Despite the lower retention rate seen during this study at the PW site, the other three release sites showed good survival and the limited growth data collected indicated that these sites were likely suitable for longer-term survival. The occurrence of a significant flood event in October 2021 appears to have had minimal impact on the retention of juveniles at three out of the four release sites based upon recapture data (Table 2). Scouring flows are suspected to have caused the downstream migration of a significant number of juveniles at PW, resulting in consistently lower numbers being recaptured at this site from spring 2022 onwards. Similar findings were reported in Poland, where a release site of the thick-shelled river mussel (Unio crassus) was found to be suitable only in low-flow years [12]. Further monitoring is required in the River Irt to ascertain whether these individuals were deposited downstream and whether they survived. A small number of live individuals were located just downstream of the release site (within 100 m), but individuals might have been transported several kilometres downstream [39], making accurate survival rates difficult to ascertain.

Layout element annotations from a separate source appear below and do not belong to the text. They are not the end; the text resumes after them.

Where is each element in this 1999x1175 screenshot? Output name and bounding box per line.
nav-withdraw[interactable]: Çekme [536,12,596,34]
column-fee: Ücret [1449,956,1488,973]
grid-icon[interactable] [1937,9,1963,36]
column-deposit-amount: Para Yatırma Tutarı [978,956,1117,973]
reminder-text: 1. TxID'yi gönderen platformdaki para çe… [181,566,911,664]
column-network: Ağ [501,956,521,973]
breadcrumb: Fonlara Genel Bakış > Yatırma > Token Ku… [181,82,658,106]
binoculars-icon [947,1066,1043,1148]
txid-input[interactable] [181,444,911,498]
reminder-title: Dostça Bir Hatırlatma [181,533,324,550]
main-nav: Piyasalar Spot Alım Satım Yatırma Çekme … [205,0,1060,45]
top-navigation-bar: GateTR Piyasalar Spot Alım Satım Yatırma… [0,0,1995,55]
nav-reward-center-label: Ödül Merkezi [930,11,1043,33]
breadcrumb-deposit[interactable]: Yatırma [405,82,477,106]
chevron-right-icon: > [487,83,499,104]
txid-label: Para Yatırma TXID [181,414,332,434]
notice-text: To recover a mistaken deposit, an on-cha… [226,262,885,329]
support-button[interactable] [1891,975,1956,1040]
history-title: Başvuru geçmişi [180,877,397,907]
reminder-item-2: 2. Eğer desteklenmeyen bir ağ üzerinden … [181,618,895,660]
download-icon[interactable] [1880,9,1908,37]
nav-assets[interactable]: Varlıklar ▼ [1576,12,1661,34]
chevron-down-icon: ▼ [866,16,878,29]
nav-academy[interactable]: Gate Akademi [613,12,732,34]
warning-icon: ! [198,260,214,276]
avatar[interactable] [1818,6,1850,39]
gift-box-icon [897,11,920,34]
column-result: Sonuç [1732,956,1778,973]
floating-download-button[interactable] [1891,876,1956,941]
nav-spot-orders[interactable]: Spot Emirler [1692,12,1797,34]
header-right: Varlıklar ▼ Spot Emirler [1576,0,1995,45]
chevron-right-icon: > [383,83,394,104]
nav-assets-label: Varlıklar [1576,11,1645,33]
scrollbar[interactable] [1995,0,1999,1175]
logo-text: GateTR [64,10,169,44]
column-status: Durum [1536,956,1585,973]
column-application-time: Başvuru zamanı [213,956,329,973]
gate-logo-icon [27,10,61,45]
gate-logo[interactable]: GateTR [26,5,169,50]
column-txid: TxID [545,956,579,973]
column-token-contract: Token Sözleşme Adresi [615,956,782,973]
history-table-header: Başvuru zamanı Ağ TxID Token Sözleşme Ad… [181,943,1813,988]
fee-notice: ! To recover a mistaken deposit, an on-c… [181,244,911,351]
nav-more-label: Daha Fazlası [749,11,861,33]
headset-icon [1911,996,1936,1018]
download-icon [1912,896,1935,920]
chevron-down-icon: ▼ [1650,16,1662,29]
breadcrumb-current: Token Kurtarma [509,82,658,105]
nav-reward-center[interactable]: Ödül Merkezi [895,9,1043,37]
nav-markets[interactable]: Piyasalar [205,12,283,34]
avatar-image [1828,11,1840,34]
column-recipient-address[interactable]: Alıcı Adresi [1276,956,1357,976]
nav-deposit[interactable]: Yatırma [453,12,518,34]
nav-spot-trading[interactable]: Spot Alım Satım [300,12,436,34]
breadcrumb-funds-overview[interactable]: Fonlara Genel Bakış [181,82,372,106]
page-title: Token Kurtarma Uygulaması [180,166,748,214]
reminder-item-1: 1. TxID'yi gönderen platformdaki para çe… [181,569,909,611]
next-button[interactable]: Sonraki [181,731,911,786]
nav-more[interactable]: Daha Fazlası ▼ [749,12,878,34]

Environmental monitoring using logging sondes (Table 3) showed that water column water quality was mostly within the guidelines for expected favourable mussel habitats [19,20]. These data, however, do not tell us anything about the interstitial habitat conditions juvenile mussels occupy. The high survival and growth rates observed during this study however suggests that conditions are suitable for juveniles > 15 mm. Data showed that sub-optimal conditions caused by events such as long, dry-weather periods or high rainfall were generally short-term in duration and moderate in impact. Additionally, the River Irt is classified as achieving “Good Ecological Status” under the EU Water Framework Directive, with many of the biological and physico-chemical quality elements achieving “High Ecological Status” in 2019 (https://environment.data.gov.uk/catchment-planning/WaterBody/GB112074070070, accessed on 28 February 2024). The results of a pilot study using mussel silos (developed by Chris Barnhart, Missouri State University [40]) in the River Irt in 2020 and 2021 also gave us confidence that (water column) water quality was sufficient to support high juvenile survival and growth (unpublished data). An almost complete lack of wild-born sub-adults and young (smaller) adults in this population implies that interstitial habitat conditions are not yet capable of supporting newly excysted juveniles and that continued catchment-scale restoration is therefore needed alongside population reinforcements [8]. Future research and population reinforcements should investigate whether smaller (<15 mm) and even newly excysted juveniles are capable of surviving in the interstitial habitat of the Irt.

The use of PIT tags to monitor mussel populations is a powerful tool and one which has enabled us to estimate retention per site two years after releases with relatively few monitoring occasions. The regular monitoring of release sites and downstream areas should be continued so that site-specific retention (and migration during high-flow events) can be modelled in the future [21,33,36,41] to help inform the adaptive management of this population reinforcement project.

5. Conclusions

Here, we highlight the successful population reinforcement activities of the freshwater pearl mussel in an English river, documenting our methods for site selection, release, and monitoring activities. The release of larger (>15 mm) juveniles is advantageous as they are less vulnerable to sub-optimal habitat conditions and their size allows for marking to aid post-release monitoring. A significant high-flow event shortly after the first releases in 2021 confirmed that three out of the four selected release sites were suitable for high rates of survival and juvenile retention. Lower retention was observed at the fourth site, indicating that substrates were too mobile and that bed stability is a critical consideration for release activities in future. Ongoing releases and monitoring will be key to demonstrating the longer-term success of these activities and to securing the future of this fragile mussel population.